# my progress to date. 1 year from start



## zero2hero2013 (Jun 20, 2011)

ok, so this was me in march 2011 weighing 100kg.



here is one in august 2011 weighing 87kg



had a holiday for a month in february and had 1 month of between november and january but here is me currently at 91kg.



ok so this is my progress to date, i am currently focusing on bulking and getting bigger muscles. my times are way out, summer bulking... so i will robably bulk for another month, then cut for a month and bulk again untill xmas.

any feed back comments welcomed


----------



## Suprakill4 (Jul 11, 2008)

Good progress mate. Whats the plans from here.

Best advice, stop yo-yoing! bulk cut bulk cut. If you want bigger muscles then you need to eat for this and be clever about how you eat so you dont add too much fat and need to cut.


----------



## Fat (Jan 2, 2010)

Next step: sunbed + mt2 + AAS


----------



## zero2hero2013 (Jun 20, 2011)

basically my aim for this year is to gain muscle, id rather stay a little lean through the summer, but late august onwards i plan on bulking through to january.

maybe it would be best to lean bulk from now to august and then up the food a little or continue if i have it perfect.

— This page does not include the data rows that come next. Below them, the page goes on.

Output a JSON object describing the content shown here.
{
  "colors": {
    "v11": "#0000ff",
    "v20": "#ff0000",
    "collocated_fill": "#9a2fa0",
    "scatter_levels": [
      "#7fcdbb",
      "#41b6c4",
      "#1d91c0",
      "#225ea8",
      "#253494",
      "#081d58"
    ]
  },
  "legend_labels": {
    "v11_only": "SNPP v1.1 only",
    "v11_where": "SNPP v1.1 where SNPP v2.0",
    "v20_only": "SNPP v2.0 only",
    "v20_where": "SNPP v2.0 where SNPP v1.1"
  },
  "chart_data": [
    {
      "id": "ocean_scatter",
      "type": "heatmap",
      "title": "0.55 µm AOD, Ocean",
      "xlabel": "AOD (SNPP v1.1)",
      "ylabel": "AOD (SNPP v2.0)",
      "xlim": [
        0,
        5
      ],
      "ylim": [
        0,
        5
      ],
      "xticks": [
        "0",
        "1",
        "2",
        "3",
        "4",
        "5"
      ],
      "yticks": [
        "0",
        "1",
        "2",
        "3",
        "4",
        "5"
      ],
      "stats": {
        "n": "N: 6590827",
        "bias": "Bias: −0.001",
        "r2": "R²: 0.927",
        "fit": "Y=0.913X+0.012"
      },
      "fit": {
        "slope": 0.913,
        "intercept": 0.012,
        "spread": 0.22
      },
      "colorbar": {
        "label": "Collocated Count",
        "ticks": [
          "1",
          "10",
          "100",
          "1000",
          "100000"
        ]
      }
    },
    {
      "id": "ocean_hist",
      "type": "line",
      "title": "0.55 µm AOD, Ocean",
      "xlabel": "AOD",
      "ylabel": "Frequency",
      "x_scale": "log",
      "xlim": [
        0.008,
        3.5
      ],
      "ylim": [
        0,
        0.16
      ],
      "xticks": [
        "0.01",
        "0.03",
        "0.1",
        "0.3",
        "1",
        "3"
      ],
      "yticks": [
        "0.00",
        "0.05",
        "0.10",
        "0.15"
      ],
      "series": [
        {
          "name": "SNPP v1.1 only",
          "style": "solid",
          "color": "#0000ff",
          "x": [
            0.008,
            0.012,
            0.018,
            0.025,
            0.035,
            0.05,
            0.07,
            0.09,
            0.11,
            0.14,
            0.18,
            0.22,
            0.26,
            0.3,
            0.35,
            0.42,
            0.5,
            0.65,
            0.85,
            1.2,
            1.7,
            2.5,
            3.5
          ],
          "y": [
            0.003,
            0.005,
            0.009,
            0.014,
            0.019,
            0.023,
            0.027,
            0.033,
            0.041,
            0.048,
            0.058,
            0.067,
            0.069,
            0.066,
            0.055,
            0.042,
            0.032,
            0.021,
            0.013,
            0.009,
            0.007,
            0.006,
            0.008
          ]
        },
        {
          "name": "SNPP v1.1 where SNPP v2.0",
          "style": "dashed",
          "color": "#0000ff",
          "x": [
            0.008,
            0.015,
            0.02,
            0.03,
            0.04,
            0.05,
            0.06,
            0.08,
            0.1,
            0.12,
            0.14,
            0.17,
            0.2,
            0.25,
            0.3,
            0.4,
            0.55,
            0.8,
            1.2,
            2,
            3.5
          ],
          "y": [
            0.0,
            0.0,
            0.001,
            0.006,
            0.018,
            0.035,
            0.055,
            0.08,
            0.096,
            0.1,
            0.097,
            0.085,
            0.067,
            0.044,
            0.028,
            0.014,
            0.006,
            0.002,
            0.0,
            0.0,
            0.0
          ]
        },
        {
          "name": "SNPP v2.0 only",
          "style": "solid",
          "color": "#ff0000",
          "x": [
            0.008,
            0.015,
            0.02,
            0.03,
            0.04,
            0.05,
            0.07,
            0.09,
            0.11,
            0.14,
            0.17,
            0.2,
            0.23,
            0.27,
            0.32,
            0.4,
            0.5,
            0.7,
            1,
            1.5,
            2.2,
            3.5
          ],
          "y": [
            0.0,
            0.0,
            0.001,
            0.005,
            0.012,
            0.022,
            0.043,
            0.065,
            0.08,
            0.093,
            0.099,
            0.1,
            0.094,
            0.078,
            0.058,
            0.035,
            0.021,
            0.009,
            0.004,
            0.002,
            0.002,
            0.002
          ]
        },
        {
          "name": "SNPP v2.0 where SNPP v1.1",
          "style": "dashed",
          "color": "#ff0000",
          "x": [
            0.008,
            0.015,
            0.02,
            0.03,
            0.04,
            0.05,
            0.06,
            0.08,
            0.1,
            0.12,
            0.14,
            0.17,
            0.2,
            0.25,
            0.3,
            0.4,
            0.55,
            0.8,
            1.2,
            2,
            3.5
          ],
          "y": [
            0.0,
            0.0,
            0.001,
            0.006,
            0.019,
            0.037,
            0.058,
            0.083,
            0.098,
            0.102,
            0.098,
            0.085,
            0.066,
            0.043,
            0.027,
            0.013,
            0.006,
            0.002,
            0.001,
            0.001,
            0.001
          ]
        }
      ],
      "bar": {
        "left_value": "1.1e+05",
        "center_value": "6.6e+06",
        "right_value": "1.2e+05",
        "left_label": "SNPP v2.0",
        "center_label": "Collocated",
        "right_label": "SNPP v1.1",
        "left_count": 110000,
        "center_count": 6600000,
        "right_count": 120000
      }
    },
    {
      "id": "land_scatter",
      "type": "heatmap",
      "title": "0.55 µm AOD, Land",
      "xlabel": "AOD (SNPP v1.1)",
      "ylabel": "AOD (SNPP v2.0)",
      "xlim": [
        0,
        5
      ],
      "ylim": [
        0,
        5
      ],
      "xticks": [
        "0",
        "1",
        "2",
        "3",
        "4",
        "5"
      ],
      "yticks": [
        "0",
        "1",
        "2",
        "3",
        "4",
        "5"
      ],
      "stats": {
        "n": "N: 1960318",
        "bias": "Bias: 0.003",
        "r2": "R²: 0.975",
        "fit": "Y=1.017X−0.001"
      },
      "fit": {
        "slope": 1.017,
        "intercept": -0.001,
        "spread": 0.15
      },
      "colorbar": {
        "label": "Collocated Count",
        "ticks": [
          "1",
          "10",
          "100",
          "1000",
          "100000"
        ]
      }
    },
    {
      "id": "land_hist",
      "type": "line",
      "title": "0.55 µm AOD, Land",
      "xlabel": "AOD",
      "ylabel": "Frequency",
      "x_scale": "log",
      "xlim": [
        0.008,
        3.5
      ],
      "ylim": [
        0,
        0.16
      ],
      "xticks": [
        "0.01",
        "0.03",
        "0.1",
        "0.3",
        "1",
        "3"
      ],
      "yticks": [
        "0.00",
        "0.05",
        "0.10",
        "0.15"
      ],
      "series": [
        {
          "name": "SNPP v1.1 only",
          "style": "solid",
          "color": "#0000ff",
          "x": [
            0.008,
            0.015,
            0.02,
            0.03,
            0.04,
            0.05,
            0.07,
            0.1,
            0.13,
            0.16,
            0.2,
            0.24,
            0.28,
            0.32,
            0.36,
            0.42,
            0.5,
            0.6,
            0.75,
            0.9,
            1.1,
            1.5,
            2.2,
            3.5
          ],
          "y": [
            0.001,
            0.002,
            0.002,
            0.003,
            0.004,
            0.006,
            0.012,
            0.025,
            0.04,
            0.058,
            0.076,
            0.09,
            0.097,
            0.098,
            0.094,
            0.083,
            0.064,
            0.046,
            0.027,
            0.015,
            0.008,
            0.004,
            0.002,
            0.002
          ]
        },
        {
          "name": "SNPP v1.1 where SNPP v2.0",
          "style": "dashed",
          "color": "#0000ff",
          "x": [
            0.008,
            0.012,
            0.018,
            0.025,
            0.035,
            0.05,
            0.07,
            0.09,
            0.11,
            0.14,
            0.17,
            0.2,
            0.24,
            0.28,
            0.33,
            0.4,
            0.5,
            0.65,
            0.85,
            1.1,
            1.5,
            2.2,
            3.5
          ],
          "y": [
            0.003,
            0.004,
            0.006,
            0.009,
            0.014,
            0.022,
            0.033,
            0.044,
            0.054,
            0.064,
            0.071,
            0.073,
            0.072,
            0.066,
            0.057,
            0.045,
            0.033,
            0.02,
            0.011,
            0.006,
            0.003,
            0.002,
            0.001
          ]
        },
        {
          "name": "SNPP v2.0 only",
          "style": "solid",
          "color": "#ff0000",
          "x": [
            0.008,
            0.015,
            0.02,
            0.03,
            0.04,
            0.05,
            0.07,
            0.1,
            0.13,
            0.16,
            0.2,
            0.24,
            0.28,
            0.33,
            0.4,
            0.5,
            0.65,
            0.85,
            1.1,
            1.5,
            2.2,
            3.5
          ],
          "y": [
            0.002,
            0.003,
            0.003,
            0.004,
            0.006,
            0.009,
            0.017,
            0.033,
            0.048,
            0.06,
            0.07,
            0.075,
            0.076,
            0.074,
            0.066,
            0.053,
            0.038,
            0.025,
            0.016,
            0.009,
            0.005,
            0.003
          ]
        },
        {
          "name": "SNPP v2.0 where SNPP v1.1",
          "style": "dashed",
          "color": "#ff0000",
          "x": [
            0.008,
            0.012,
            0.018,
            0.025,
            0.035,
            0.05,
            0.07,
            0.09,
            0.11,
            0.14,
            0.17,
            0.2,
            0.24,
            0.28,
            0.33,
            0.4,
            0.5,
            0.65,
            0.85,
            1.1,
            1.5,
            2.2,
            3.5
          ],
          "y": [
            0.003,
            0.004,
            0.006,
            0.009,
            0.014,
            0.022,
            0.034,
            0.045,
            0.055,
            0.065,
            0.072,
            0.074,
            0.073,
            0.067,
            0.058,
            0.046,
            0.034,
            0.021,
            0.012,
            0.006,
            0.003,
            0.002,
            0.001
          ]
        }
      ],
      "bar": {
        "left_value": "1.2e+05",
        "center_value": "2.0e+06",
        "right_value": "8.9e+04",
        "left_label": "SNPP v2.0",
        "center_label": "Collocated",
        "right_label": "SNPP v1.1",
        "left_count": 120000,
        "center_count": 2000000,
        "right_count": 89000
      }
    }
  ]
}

aiming for 3lbs a month approx. is that a good aim?


----------



## Suprakill4 (Jul 11, 2008)

Well dont bulk for the sake of it, why add too much fat just to have to diet to get it off. Lean bulk from here on sounds a sensible option to me that suits your goals. . .. .


----------



## zero2hero2013 (Jun 20, 2011)

any ideas of how many calories i should be bulking on?

currently i do 3500 as my aim but generally get 3700 on avegage.

my stats, 6ft2, 91kg, approx 13-14% bodyfat. i have a sedentary office job, and train 3-4 times a week.

any help confirming my bulking cals is very much appreciated!


----------



## zero2hero2013 (Jun 20, 2011)

done some online calculators, apparantly they differ quite alot lol.

some say 3500, some say 3000, should i try the lower end of it and give it a month and see?


----------